Pakistan Dışişleri Bakanı Şah Mahmud Kureyşi, Kartarpur Koridoru’nun açılışıyla aynı zamana denk gelen Ayodhya kararının zamanlamasına vurgu yapan bir açıklamada bulunmuştur. Zira Ayodhya kararının verildiği 9 Kasım, aynı zamanda Hindistan ve Pakistan arasında Sih hacıların vizesiz olarak Pakistan’daki hac alanına girişini sağlayacak Kartarpur Koridoru’nun da açılış günüdür. Fakat Hindistan Dışişleri Bakanlığınca oldukça sert bir karşı açıklama geldi. Oysaki son zamanlarda Keşmir gündemiyle bir hayli gergin olan Hindistan-Pakistan ilişkileri, otuz yıldır ertelenmekte olan Kartarpur projesinin, bilhassa Pakistan Başbakanı İmran Han’ın desteği üzerine, hayata geçmesiyle yeniden ılımlı bir atmosfere yelken açacaktı. Nitekim İmran Han ve önceki Hint Başbakan Manmohan Singh (Aynı zamanda kendisi de Sihizm dinine mensuptur.) başta olmak üzere birçok politikacının katılımıyla gerçekleşen açılış töreni iki ülke nezdinde de oldukça olumlu etki yaratmıştı.
Ayodhya kuşkusuz Hindistan’ın bir iç meselesidir. Bunun yanı sıra, kararın doğruluğu da tartışmaya açıktır. Zira o bölgede ilk etapta bir tapınağın bulunduğuna yönelik delil mahiyetinde bulgu ve belgeler, ülke içi tartışmalardan da anlaşılacağı üzere yetersiz görülüyor. Bunun yanında, kararın evrensel din özgürlüğünü baskı altına alan bir niteliği de var. Ayrıca, Hint Marksistleri (Hindistan Komünist Partisi) tarafından da dile getirildiği gibi Babri Camisi’nin yıkımı konusunda da aynı duyarlılıkla yaklaşılıp, yıkıma neden olanlar üzerine de bir inceleme, yargı ve ceza sarmalının vücuda gelmiş olması çok daha adil bir yöntemi akla getirebilirdi.

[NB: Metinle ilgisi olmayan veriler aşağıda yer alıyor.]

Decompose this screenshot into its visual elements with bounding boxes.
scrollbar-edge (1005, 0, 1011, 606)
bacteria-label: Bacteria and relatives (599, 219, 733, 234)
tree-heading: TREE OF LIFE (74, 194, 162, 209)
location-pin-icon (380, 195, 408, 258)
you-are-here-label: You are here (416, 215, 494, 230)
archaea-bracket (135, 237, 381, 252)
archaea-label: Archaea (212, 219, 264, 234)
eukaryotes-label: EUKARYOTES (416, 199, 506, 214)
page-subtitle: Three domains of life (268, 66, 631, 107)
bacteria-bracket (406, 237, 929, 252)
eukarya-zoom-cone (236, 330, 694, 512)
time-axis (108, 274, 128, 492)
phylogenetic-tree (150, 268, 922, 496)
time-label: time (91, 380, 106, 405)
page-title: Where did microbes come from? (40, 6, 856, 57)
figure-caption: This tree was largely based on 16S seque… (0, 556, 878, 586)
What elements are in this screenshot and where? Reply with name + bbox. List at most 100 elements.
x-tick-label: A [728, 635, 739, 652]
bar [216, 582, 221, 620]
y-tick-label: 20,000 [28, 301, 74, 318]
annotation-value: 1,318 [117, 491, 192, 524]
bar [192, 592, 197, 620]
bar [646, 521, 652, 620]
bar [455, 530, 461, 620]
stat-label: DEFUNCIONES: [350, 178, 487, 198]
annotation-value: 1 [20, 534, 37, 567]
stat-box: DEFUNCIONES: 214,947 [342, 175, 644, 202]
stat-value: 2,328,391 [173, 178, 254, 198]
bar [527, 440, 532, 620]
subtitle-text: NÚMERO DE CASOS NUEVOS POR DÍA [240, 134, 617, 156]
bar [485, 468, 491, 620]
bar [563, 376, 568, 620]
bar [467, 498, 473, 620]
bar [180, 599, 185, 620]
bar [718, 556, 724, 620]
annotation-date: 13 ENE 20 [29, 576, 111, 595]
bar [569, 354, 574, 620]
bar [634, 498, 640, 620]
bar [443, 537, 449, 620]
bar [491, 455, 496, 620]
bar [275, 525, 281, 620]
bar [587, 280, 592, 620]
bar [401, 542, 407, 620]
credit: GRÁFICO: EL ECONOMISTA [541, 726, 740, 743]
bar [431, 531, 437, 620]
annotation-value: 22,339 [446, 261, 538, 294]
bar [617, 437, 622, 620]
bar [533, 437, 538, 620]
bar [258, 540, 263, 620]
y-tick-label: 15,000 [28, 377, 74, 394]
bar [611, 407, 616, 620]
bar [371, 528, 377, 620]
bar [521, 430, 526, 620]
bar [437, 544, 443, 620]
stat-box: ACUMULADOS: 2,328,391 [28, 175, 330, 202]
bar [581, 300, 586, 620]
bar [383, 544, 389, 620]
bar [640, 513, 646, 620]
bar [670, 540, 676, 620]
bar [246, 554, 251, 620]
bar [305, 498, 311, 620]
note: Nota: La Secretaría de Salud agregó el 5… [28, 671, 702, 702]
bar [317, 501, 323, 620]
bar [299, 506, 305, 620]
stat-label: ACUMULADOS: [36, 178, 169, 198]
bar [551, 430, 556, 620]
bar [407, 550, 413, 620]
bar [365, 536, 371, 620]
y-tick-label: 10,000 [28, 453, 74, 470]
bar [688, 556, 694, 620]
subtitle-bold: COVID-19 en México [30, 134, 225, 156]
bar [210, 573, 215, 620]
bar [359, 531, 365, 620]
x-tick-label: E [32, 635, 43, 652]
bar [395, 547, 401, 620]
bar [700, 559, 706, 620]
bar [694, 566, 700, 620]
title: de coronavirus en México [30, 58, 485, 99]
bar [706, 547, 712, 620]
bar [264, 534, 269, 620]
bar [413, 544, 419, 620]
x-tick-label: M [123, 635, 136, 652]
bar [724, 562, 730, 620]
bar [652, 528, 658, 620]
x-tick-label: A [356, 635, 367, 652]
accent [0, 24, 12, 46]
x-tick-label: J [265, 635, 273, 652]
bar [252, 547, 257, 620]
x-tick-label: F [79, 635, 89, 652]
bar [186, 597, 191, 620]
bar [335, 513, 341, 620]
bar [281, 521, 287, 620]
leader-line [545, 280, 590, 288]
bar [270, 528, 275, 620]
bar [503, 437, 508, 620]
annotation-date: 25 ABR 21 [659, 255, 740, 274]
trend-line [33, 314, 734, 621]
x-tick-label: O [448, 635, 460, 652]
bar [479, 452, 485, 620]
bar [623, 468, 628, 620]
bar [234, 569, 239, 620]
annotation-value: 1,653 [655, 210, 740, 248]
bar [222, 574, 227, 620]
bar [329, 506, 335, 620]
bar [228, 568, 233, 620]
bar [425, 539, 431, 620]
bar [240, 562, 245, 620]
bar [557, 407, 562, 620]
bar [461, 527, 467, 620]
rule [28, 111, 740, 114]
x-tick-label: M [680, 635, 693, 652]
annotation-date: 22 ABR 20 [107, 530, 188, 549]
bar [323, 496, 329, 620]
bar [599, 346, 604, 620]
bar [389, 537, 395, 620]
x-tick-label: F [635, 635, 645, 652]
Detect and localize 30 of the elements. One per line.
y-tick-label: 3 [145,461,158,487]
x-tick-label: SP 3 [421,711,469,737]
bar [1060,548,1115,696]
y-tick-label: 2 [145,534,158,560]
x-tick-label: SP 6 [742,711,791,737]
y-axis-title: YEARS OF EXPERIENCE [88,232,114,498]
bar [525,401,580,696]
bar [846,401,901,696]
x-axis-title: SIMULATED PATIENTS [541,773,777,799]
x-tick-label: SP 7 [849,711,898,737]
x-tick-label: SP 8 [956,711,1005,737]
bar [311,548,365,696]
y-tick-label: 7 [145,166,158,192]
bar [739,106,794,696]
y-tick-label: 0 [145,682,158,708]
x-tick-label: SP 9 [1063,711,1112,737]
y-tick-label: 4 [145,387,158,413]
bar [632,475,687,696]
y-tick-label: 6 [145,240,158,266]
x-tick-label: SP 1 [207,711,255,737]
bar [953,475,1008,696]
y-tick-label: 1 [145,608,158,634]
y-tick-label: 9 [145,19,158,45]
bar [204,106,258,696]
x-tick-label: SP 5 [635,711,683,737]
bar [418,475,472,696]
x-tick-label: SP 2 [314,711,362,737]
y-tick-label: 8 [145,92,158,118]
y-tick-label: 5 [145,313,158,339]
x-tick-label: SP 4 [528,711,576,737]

Söz konusu Ayodhya kararı üzerine Başbakan Narendra Modi her ne kadar “Bu karar hiç kimse için bir kazanç veya kayıp olarak görülmemelidir.” ifadelerini kullanıyor olsa da radikal Hindular için kazanç, Müslümanlar için kayıp olduğu söylemleri Hindistan gündemini şimdiden meşgul etmeye başladı. Diğer taraftan, halkından “uyum ve barış örneği” sergilemesini isteyen Modi, Ayodhya kararının da ardından “yeni Hindistan” inşasına yeniden vurgu yapıyor. Gerçekten, Modi’nin “yeni Hindistan” görüşü neyi ifade ediyor? Haziran başında ikinci iktidar dönemine başlayan Modi hükümeti, altı aydan kısa bir süre içinde yıllardır Hindu ve milliyetçi gündemlerinde vaat ettikleri hemen her şeyi yaptılar. Ancak baş etmeleri gereken ciddi bir ekonomi meselesi de masada bekliyor. Modi hükümetinin sadece ideolojik değil, aynı zamanda politik tabanda da Hindutva temelinden yararlandığı açık olmakla beraber, masada bekleyen ve bekledikçe daha çetrefilli bir hal alan söz konusu ekonomik daralmanın da önüne geçilmediği sürece politik destek de zamanla aynı oranda sıkıntıya düşecektir. “Yeni Hindistan” konusuna gelince, ağırlıklı olarak ülkedeki Müslüman kesimi etkiliyor olsa da ülkede genel anlamda bir dönüşümün söz konusu olduğunu belirtelim.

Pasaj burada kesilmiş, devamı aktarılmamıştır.